Semana passada falei aqui sobre a falta que faz uma palavra melhor do que "esposa". Tem uma lacuna pior, e ainda mais funda. Poucas palavras são tão maltratadas em nossa língua quanto a "vulva" —e a palavra "vulva" é a prova disso, cheia de V, parecendo uma espécie de úvula ou de válvula.

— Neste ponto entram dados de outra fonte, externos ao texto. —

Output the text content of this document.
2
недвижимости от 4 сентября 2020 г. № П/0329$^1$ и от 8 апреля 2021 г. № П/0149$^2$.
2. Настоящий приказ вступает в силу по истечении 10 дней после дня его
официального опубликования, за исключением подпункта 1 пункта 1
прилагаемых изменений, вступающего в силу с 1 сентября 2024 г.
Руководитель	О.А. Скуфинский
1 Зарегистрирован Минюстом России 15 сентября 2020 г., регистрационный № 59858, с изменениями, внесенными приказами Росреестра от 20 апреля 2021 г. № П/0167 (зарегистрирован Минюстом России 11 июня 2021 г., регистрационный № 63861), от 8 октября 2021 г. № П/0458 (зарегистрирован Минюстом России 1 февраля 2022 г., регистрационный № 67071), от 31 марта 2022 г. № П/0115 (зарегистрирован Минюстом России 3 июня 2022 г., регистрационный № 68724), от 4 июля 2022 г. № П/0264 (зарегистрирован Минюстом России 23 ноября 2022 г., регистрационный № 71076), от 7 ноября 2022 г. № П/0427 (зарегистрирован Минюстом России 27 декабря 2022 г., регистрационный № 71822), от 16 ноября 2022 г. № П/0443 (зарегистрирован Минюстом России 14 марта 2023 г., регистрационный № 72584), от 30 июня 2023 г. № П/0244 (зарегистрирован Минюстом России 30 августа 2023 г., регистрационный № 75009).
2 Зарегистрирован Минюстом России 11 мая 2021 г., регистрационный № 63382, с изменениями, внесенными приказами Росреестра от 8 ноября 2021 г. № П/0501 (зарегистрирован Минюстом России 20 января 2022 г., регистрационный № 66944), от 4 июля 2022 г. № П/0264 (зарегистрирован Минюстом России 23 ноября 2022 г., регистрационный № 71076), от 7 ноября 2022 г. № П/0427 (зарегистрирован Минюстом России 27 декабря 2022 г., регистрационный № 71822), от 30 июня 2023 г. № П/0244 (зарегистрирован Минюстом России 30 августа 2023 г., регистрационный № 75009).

A palavra "vagina", gelada, reduz a dita cuja a um aparelho reprodutor. Funciona pra designar a vizinha do rim ou a colega do pâncreas, mas seu uso deveria estar restrito aos compêndios médicos e às salas de cirurgia. Experimente falar "vagina" e imediatamente se acenderá uma luz branca.
No ambiente amoroso, tem efeito ainda pior do que "esposa". Equivale, no corpo masculino, ao "pênis" —mas nunca ao "pau", essa palavra que pode estar carregada tanto de ternura quanto de tesão. O paulista prefere o "pinto" —mas fica a advertência: fora do estado de São Paulo a palavra "pinto" pode causar ternura, mas nunca tesão. Assim como o "piru", variante regional carioca, risível em outros estados. A palavra "pau", no entanto, aceita do Oiapoque ao Chuí, não ofende nem humilha. Não há um "pau" fêmea.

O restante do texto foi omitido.